Data Science is the science of working with data. This is what will develop the world of programming, marketing, and also customers, only as much as the discovery of the steam generator and the particular network did. Data Science is now developing it, as evidenced by numerous startups in the area of big data and artificial intelligence.
What is Data Science?
It is the science of methods for analyzing data and extracting valuable information and knowledge from them. It overlaps closely with areas such as Machine Learning and Cognitive Science and, of course, Big Data technologies.
During the massive spread of technology, a person has generated a huge amount of data. One that he is not able to process and visualize:
- data about our calls and movements;
- online behavior;
- shopping preferences;
- man-made changes in the landscape;
- climatic processes.
It’s all Big Data. And great benefit can be derived from them when handled correctly.
At all times, computers previously received new opportunities through programming – a person created understandable algorithms for a machine that led to the expected result. This approach is deprecated.
To work effectively with big data, you need another, machine learning. In this case, a person only gives the computer some input, but the results of the operation of such an algorithm are not determined by a person. Man determines the way the machine learns, but the machine learns itself; she comes to one or another answer and analyzes the information. This is similar to how you and I learn. Machine learning isn’t just about artificial intelligence. This area includes genetic and evolutionary algorithms, and simpler problems associated with cluster analysis, for example.

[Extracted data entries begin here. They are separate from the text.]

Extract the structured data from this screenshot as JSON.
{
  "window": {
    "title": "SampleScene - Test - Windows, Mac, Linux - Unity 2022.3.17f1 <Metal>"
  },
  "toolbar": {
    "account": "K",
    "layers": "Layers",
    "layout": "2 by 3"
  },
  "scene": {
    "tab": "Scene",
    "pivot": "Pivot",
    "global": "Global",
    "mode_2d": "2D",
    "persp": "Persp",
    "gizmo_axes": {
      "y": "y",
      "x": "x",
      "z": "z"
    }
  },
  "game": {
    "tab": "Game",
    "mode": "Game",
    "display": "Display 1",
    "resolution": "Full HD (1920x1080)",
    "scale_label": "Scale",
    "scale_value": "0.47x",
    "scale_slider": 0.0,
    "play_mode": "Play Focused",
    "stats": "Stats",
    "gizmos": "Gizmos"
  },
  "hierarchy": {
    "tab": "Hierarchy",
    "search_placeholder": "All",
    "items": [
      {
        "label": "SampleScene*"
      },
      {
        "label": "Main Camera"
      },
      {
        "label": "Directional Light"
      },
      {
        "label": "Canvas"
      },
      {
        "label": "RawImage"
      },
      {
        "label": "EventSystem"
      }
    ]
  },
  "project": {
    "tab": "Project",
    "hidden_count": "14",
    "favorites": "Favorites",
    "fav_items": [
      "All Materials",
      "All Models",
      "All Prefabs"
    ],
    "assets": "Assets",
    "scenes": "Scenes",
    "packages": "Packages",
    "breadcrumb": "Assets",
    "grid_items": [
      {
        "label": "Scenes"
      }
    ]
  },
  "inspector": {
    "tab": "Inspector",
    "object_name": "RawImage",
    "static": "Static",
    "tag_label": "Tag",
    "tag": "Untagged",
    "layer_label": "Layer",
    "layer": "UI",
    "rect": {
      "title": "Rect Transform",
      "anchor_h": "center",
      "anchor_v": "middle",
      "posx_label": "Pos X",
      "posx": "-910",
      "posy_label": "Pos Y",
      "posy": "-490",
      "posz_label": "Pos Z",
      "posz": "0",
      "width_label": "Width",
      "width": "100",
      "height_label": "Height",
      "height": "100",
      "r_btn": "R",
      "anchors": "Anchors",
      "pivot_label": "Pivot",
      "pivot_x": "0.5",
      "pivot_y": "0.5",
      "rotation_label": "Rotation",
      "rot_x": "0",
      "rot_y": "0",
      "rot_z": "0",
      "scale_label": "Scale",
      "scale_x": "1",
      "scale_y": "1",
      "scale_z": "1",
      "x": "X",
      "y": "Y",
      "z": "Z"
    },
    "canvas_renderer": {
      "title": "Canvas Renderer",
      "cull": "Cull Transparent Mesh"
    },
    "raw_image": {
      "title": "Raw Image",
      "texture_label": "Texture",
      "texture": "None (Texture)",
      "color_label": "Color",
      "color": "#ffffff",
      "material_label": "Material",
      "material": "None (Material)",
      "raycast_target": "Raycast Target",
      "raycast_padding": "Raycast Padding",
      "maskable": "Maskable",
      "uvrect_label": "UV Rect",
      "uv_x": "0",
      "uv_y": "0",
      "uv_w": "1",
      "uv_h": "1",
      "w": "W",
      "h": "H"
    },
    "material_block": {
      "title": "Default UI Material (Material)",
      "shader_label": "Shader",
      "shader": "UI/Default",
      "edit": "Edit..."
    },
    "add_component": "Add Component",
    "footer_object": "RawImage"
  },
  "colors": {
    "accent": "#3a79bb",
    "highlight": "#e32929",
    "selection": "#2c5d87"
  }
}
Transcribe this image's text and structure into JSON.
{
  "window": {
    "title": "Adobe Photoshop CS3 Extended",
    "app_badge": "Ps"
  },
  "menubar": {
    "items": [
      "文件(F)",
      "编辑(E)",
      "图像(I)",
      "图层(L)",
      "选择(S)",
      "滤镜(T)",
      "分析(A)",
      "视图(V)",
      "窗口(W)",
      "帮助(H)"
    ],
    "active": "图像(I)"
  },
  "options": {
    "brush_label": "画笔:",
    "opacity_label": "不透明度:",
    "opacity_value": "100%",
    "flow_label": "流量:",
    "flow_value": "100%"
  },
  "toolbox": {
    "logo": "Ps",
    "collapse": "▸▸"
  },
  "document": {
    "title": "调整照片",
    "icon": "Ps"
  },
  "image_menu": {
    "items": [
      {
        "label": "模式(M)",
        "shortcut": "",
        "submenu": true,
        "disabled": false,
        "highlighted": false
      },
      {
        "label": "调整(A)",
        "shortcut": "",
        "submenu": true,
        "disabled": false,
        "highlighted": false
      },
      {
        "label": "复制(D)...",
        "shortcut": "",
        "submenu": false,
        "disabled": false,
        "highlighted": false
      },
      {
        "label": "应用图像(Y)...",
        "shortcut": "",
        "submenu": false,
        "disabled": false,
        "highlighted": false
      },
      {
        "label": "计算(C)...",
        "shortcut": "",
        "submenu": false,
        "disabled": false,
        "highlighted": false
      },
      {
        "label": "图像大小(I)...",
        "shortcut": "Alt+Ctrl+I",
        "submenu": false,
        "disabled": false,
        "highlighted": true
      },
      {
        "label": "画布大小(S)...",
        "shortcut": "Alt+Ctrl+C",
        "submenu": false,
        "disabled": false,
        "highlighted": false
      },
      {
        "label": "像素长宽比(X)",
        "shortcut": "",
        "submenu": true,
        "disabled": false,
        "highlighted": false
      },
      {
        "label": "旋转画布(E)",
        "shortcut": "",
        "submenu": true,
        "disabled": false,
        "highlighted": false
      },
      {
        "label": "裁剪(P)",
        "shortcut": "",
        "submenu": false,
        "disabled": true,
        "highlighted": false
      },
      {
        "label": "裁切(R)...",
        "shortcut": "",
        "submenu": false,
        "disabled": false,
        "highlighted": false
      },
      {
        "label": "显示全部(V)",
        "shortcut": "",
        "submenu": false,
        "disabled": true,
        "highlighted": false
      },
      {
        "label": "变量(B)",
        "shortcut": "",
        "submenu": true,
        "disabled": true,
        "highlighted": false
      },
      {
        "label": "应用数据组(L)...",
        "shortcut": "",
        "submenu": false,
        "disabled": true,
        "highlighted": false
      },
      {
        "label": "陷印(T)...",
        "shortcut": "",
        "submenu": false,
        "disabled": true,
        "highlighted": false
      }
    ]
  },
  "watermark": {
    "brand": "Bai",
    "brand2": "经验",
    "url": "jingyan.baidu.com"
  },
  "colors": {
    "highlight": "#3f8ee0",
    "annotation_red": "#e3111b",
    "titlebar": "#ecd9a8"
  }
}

Finally, Cognitive Science. It is an interdisciplinary science that studies the mechanisms of cognition and thinking. The results of such studies primarily form the basis for the development of various approaches to the creation of artificial intelligence.
Why is Data Science important?
Data Science and artificial intelligence technologies allow you:
· to learn more about what a person prefers (collecting and analyzing data);
· to get closer to him, creating more personalized interfaces (for example, selecting offers by what was previously interesting to the user, sending personalized newsletters ), etc.
For the IT industry, the ability to work with data represents such a big quantum leap that new startups cannot be imagined without this technology – it’s like continuing to use horses for transportation during the heyday of cars. But the term IT start-up itself implies innovation.
Automation, the introduction of new personalization capabilities allows you to increase the margin of your business. And if you don’t do it yourself, more technologically advanced competitors will simply squeeze you out of the market.
New and old professions
Any new field of activity gives rise to new professions. The data scientist, and machine learning specialist are the new most eligible people of the future data analytics consultancy. They are not programmers. They are brilliant mathematicians with a lot of cross-disciplinary knowledge and a superpower for analysis, backed by tenacity – because the chances of finding the perfect formula for teaching artificial intelligence the first time are close to zero. Among all the existing algorithms, they should look for the one that is better suited to solving the problems of the project and understand when something goes wrong, what exactly goes wrong.